There are commercial solutions that focus precisely on extending MFA and password controls to the traditional Windows world, as well as blocking leaked passwords and strengthening password policies in Active Directory. If products are evaluated, they should be compared to the technical documentation and good practice guides mentioned here to understand how they fit into the global identity and access strategy. Recommended approaches include the integration of MFA in local session start-ups, the elimination of NTLM where possible, automatic rotation of local passwords and continuous monitoring of anomalies in authentication flows.
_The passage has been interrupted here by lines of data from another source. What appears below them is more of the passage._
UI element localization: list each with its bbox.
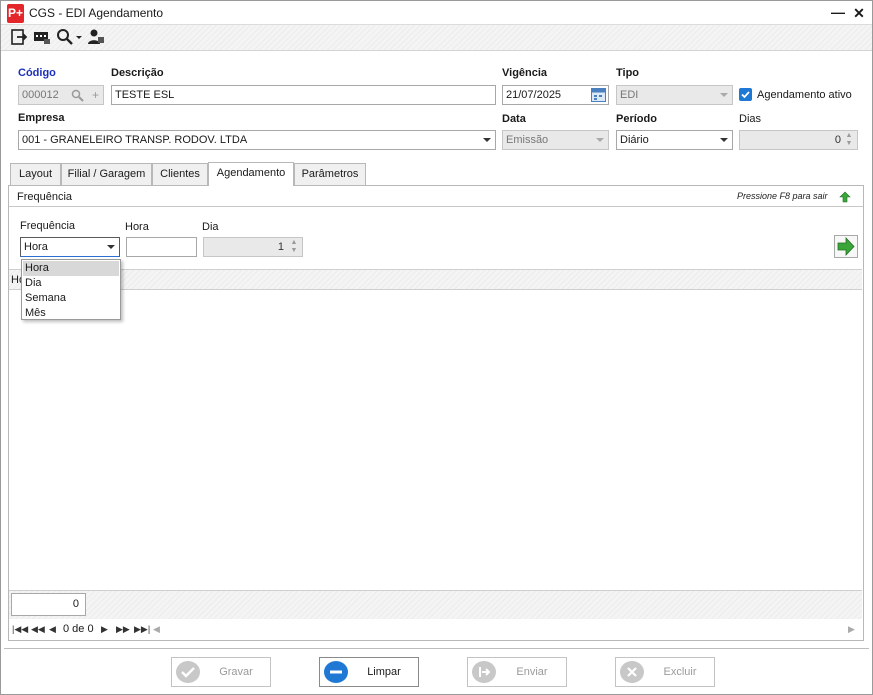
grid-footer	[9, 590, 862, 619]
descricao-field[interactable]: TESTE ESL	[111, 85, 496, 105]
scroll-right-icon[interactable]: ▶	[848, 624, 855, 635]
spin-arrows-icon[interactable]: ▲ ▼	[289, 239, 299, 255]
right-arrow-icon	[837, 236, 855, 257]
excluir-button[interactable]: Excluir	[615, 657, 715, 687]
tab-layout[interactable]: Layout	[10, 163, 61, 185]
dia-value: 1	[277, 241, 284, 253]
dia-label: Dia	[202, 221, 219, 233]
vigencia-label: Vigência	[502, 67, 548, 79]
agendamento-ativo-label: Agendamento ativo	[757, 89, 852, 101]
limpar-label: Limpar	[367, 666, 401, 678]
vigencia-field[interactable]: 21/07/2025	[502, 85, 609, 105]
codigo-value: 000012	[22, 89, 59, 101]
divider	[4, 648, 869, 649]
app-logo-icon: P+	[7, 4, 24, 23]
tab-parametros[interactable]: Parâmetros	[294, 163, 366, 185]
gravar-label: Gravar	[219, 666, 253, 678]
next-page-fast-icon[interactable]: ▶▶	[116, 624, 130, 635]
codigo-label: Código	[18, 67, 56, 79]
plus-icon[interactable]: +	[92, 86, 99, 104]
tipo-select[interactable]: EDI	[616, 85, 733, 105]
section-title: Frequência	[17, 191, 73, 203]
frequencia-label: Frequência	[20, 220, 76, 232]
dropdown-option-semana[interactable]: Semana	[23, 291, 119, 306]
collapse-up-arrow-icon[interactable]	[839, 191, 851, 206]
empresa-select[interactable]: 001 - GRANELEIRO TRANSP. RODOV. LTDA	[18, 130, 496, 150]
chevron-down-icon	[596, 138, 604, 142]
chevron-down-icon	[483, 138, 491, 142]
window-title: CGS - EDI Agendamento	[29, 6, 164, 20]
chevron-down-icon	[720, 93, 728, 97]
close-button[interactable]: ✕	[850, 3, 868, 23]
tab-clientes[interactable]: Clientes	[152, 163, 208, 185]
gravar-button[interactable]: Gravar	[171, 657, 271, 687]
lookup-icon[interactable]	[71, 86, 85, 104]
dias-label: Dias	[739, 113, 762, 125]
frequencia-section-header	[9, 186, 863, 207]
scroll-left-icon[interactable]: ◀	[153, 624, 160, 635]
first-page-icon[interactable]: |◀◀	[12, 624, 28, 635]
hora-label: Hora	[125, 221, 149, 233]
message-icon[interactable]	[33, 28, 53, 48]
prev-page-fast-icon[interactable]: ◀◀	[31, 624, 45, 635]
periodo-value: Diário	[620, 134, 649, 146]
dias-value: 0	[834, 134, 841, 146]
toolbar	[1, 25, 872, 51]
f8-hint: Pressione F8 para sair	[737, 191, 828, 201]
grid-header: Ho	[9, 269, 862, 290]
minimize-button[interactable]: —	[829, 3, 847, 23]
title-bar: P+ CGS - EDI Agendamento — ✕	[1, 1, 872, 25]
add-button[interactable]	[834, 235, 858, 258]
empresa-value: 001 - GRANELEIRO TRANSP. RODOV. LTDA	[22, 134, 248, 146]
check-icon	[741, 91, 750, 99]
calendar-icon[interactable]	[591, 88, 606, 104]
search-icon[interactable]	[56, 28, 84, 48]
vigencia-value: 21/07/2025	[506, 89, 562, 101]
agendamento-ativo-checkbox[interactable]	[739, 88, 752, 101]
pager: |◀◀ ◀◀ ◀ 0 de 0 ▶ ▶▶ ▶▶| ◀ ▶	[9, 620, 863, 640]
frequencia-dropdown: Hora Dia Semana Mês	[21, 259, 121, 320]
dropdown-option-dia[interactable]: Dia	[23, 276, 119, 291]
data-label: Data	[502, 113, 526, 125]
excluir-label: Excluir	[663, 666, 697, 678]
limpar-button[interactable]: Limpar	[319, 657, 419, 687]
chevron-down-icon	[720, 138, 728, 142]
send-icon	[472, 661, 496, 683]
spin-arrows-icon[interactable]: ▲ ▼	[844, 132, 854, 148]
data-select[interactable]: Emissão	[502, 130, 609, 150]
periodo-label: Período	[616, 113, 657, 125]
dropdown-option-hora[interactable]: Hora	[23, 261, 119, 276]
total-field: 0	[11, 593, 86, 616]
periodo-select[interactable]: Diário	[616, 130, 733, 150]
dia-stepper[interactable]: 1 ▲ ▼	[203, 237, 303, 257]
data-value: Emissão	[506, 134, 549, 146]
enviar-label: Enviar	[516, 666, 548, 678]
last-page-icon[interactable]: ▶▶|	[134, 624, 150, 635]
tab-agendamento[interactable]: Agendamento	[208, 162, 294, 186]
exit-icon[interactable]	[10, 28, 30, 48]
dias-stepper[interactable]: 0 ▲ ▼	[739, 130, 858, 150]
frequencia-select[interactable]: Hora	[20, 237, 120, 257]
check-icon	[176, 661, 200, 683]
grid-body	[9, 290, 862, 590]
chevron-down-icon	[107, 245, 115, 249]
tipo-value: EDI	[620, 89, 639, 101]
tab-filial-garagem[interactable]: Filial / Garagem	[61, 163, 152, 185]
descricao-label: Descrição	[111, 67, 164, 79]
enviar-button[interactable]: Enviar	[467, 657, 567, 687]
hora-field[interactable]	[126, 237, 197, 257]
dropdown-option-mes[interactable]: Mês	[23, 306, 119, 321]
codigo-field[interactable]: 000012 +	[18, 85, 104, 105]
delete-icon	[620, 661, 644, 683]
pager-text: 0 de 0	[63, 623, 94, 635]
tipo-label: Tipo	[616, 67, 640, 79]
user-icon[interactable]	[87, 28, 107, 48]
prev-page-icon[interactable]: ◀	[49, 624, 56, 635]
empresa-label: Empresa	[18, 112, 65, 124]
frequencia-value: Hora	[24, 241, 48, 253]
next-page-icon[interactable]: ▶	[101, 624, 108, 635]
clear-icon	[324, 661, 348, 683]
In short, adopting MFA is an essential step forward, but it is not enough in itself. It is necessary to identify and protect the authentication roads that are outside the scope of the IPP, modernize protocols, rigorously manage privileged accounts and provide the security team with effective detection and mediation. This is the only way to reduce the risk of committed credentials in Windows environments in a sustained way.

Recommended sources and readings: Microsoft documentation on Kerberos and NTLM ( Kerberos, NTLM), conditional access guides in Azure AD ( Conditional Access), NIST SP 800-63B on authentication ( NIST SP 800-63B), filtered password repositories as Have I Been Pwned and the MITRE ATT & CK catalogue for credentials abuse and side movement techniques ( MITRE ATT & CK).